Micah Helzerman
2026
How Hard is Math? Using Quantitative Metrics to Measure LLM Alignment to Human Intuitions of Difficulty
Micah Helzerman | Steven R Wilson | Cam McLeman
Proceedings of the 64th Annual Meeting of the Association for Computational Linguistics (ACL 2026)
Micah Helzerman | Steven R Wilson | Cam McLeman
Proceedings of the 64th Annual Meeting of the Association for Computational Linguistics (ACL 2026)
Modern LLMs have demonstrated advanced reasoning skills, including the ability to solve Olympiad-level mathematics problems. While solving more and more difficult problems is a hallmark of LLM progress, less attention has been placed on how "difficulty" is operationalized in the context of LLM problem solving tasks. This is particularly relevant in educational contexts where teachers or students may ask LLMs for "easy" or "hard" questions.

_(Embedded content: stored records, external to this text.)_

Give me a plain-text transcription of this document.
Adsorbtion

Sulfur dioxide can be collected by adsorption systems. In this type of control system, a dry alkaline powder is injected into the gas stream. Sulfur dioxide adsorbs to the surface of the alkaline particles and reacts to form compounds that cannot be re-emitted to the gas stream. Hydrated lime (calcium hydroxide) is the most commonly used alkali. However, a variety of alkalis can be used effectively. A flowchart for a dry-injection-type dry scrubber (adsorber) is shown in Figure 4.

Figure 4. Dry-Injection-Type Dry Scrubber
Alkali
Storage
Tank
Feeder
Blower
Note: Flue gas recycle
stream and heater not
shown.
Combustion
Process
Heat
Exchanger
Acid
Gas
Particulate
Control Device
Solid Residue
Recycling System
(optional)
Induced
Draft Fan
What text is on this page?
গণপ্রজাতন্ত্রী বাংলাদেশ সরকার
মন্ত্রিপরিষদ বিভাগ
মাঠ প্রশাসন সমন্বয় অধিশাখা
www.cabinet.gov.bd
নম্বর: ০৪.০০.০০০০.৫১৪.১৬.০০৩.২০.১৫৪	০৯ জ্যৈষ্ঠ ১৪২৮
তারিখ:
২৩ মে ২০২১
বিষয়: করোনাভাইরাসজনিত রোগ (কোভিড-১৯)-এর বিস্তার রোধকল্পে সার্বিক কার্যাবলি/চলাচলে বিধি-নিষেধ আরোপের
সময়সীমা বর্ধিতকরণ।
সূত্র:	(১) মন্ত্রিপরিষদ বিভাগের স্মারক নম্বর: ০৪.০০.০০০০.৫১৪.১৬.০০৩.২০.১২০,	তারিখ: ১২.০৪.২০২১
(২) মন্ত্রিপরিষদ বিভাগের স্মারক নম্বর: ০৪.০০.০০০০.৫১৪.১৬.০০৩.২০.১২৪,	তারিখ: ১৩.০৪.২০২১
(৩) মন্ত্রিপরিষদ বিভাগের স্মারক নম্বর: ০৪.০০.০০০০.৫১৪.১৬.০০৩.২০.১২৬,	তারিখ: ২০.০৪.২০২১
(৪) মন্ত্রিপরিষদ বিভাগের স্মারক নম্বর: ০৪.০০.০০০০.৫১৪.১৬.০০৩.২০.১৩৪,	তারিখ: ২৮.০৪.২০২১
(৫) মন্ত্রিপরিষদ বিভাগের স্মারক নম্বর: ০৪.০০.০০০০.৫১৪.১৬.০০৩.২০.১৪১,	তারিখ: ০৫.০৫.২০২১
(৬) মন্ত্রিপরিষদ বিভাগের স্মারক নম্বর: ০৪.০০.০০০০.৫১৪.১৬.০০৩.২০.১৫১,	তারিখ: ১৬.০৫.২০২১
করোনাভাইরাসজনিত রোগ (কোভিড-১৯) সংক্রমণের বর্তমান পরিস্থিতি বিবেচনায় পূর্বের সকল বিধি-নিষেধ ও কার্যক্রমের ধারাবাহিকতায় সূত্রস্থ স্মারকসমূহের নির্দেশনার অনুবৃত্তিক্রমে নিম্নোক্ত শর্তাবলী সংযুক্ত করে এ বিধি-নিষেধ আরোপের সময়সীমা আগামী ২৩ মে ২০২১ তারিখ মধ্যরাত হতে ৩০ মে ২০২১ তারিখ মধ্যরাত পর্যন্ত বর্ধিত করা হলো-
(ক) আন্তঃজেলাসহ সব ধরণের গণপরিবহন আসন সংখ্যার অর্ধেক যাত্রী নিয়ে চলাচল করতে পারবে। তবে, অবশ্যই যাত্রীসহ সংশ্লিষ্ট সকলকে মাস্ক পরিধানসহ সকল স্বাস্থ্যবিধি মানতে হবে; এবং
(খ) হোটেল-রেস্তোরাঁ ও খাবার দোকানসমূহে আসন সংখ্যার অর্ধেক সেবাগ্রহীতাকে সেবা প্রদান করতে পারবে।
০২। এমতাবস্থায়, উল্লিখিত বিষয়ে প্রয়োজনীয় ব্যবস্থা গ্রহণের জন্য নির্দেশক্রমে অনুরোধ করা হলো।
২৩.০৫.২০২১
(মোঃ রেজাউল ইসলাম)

In this paper, we explore various quantitative measurements from LLM-generated solutions and evaluate their inter-correlations, as well as their correlation to human-annotated difficulty scores. We find moderate correlations between metrics using log probabilities and output lengths, including some that are more strongly correlated to difficulty than LLM accuracy. We also train ModernBERT to predict difficulty scores, leading to reasonable accuracy within a given benchmark, but decreased performance when generalizing to other math benchmarks. Finally, to explore connections between difficulty scores and human performance, we collect problems, human solutions, and human performance data from the Putnam competition. We find poor alignment between LLM metrics and human-assigned difficulty scores, despite strong correlations between those scores and human performance on the problems.